Although it may appear that the applicability of the OIG review is narrowly focused and only applies to USEPA Brownfields Grant sites, it should be noted that the CERCLA All Appropriate Inquiries Regulations are the same for both USEPA Brownfields grant sites and for private sector properties where a Phase I ESA using American Society of Testing and Materials (ASTM) Standards is being performed to obtain the liability limitations available under CERCLA. As noted by USEPA on its Brownfields and Land Revitalization web page (http://www.epa.gov/brownfields/aai/):
“EPA now recognizes both ASTM International's E1527-05 "Standard Practice for Environmental Site Assessments: Phase I Environmental Site Assessment Process" and ASTM E2247-08 "Standard Practice for Environmental Site Assessments: Phase I Environmental Site Assessment Process for Forestland and Rural Property" as compliant with the All Appropriate Inquiries Regulation. Either of these ASTM International Phase I standards may be used to satisfy the statutory requirements for conducting all appropriate inquiries under the Comprehensive Environmental Response, Compensation and Liability Act (CERCLA).”
All 35 AAI reports reviewed by the OIG had been prepared using the ASTM E1527-05 Standard. Based on its review, OIG concluded that none of the 35 AAI reports “contained all the required elements to document that AAI was done in compliance with federal requirements.” Specifically, the OIG stated the reports lacked one or more of the following AAI elements:
- Environmental Professional (EP) Statement of Qualifications. All of the 35 reports failed to include the required statement to certify the qualifications of the EP. 16 of the 35 reports included deviations from the required qualifications statement, which consisted of either no statement or the statement was abbreviated or modified. The remaining 19 reports generally contained the three required sentences, but included inconsistent wording. For example, use of the terms “we” or “our” when only one EP signed the qualifications statement.

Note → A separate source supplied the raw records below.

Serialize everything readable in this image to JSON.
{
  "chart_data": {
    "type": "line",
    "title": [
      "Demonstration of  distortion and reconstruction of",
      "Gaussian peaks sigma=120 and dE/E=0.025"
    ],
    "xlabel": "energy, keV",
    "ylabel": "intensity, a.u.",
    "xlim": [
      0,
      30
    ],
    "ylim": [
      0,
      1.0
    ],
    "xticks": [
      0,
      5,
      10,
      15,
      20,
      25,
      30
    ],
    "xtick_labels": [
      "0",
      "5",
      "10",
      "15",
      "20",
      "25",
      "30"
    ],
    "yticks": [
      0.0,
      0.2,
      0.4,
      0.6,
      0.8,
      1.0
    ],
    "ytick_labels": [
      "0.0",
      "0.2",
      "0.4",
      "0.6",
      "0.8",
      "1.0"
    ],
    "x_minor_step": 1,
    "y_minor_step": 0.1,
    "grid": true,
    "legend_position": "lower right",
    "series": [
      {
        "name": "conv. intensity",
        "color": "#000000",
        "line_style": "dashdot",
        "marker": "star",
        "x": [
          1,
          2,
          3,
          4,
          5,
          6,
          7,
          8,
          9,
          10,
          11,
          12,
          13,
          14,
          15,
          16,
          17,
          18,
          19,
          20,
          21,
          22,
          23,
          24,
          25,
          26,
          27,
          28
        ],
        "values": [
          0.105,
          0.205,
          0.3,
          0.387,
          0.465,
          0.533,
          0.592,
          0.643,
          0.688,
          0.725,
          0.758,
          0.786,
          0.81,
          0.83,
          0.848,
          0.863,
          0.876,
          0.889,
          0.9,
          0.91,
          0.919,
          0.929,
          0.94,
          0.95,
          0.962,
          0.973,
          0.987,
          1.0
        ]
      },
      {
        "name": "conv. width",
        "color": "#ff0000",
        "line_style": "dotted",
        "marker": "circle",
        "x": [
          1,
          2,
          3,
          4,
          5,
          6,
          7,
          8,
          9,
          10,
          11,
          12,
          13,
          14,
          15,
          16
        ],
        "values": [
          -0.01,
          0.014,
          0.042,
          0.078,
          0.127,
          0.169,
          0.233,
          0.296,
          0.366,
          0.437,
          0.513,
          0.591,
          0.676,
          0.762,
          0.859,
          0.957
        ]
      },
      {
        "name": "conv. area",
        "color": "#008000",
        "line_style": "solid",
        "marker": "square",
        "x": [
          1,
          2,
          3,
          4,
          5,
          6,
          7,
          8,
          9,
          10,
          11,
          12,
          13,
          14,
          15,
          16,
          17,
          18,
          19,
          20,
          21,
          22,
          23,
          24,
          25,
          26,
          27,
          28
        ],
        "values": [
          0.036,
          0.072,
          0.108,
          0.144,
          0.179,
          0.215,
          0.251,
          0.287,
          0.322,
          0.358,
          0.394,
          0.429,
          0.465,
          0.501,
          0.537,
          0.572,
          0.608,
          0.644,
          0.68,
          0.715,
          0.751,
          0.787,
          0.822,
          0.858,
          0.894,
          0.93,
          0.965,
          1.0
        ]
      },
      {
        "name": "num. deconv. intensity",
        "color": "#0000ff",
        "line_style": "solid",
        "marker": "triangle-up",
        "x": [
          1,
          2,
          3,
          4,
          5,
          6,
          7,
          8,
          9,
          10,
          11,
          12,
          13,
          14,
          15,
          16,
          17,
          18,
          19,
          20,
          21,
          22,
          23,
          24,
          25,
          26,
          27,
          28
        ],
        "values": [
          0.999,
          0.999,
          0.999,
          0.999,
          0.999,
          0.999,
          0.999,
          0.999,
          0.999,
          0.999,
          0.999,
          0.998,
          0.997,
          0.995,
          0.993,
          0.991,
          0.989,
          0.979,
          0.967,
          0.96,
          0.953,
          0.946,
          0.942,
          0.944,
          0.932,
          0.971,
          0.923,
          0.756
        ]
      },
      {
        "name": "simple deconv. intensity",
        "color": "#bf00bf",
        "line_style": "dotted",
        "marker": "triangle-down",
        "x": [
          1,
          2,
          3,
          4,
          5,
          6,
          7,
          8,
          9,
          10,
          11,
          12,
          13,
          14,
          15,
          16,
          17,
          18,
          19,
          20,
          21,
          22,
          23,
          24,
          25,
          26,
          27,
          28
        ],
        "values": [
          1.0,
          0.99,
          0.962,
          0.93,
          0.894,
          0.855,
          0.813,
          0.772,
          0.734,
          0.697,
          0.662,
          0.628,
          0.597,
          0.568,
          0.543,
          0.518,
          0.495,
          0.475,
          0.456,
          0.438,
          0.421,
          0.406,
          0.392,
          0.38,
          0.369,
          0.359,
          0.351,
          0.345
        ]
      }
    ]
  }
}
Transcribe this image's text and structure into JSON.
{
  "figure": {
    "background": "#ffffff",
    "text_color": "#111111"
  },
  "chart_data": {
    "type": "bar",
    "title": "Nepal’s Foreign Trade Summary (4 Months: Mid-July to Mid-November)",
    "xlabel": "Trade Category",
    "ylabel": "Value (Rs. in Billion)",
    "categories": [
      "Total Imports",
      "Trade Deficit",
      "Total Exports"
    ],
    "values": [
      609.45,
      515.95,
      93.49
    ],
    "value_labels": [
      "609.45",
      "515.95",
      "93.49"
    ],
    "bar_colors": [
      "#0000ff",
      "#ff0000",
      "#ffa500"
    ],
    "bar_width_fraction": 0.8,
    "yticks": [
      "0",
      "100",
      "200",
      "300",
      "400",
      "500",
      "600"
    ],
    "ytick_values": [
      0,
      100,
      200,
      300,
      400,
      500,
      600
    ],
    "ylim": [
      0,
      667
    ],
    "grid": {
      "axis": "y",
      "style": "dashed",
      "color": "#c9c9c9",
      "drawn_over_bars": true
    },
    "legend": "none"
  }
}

- EP Signature(s). Nine of the 35 reports were not signed by the responsible EP.
- EP Statement on Data Gaps. Seven of the 35 reports did not include a statement of data gaps.
- EP Opinion Statement (in Conclusion section). All of the 35 reports failed to include the required EP opinion statement in the Conclusion section. While most of the reports included these statements, the statements deviated from the required wording in the ASTM Standard.
The OIG is concerned that modifications or departures from the use of the required language might be indicative that the EP did not actually perform of oversaw the AAI investigation. Furthermore, discrepancies in the opinion statements and missing statements for data gaps suggest that the work was not performed adequately to identify recognized environmental conditions (RECs). Hence, potential threats to human health and the environment might not be recognized.
While the OIG’s report only reviewed AAI reports prepared for the USEPA under its Brownfields program, the conclusion that 100% of the AAI reports were deficient and did not meet the requirements of the CERCLA All Appropriate Inquiries Regulations is troubling. In particular, it calls into question whether private sector AAI reports being prepared using ASTM E1527-05 are being prepared in full compliance with the requirements of ASTM E1527-05 and the CERCLA All Appropriate Inquiries Regulations. If for nothing else, the OIG report should serve as a warning to both those entities using and those preparing AAI reports to take a greater degree of care in ensuring that AAI reports are prepared in compliance with the ASTM Standards and the CERCLA All Appropriate Inquiries Regulations.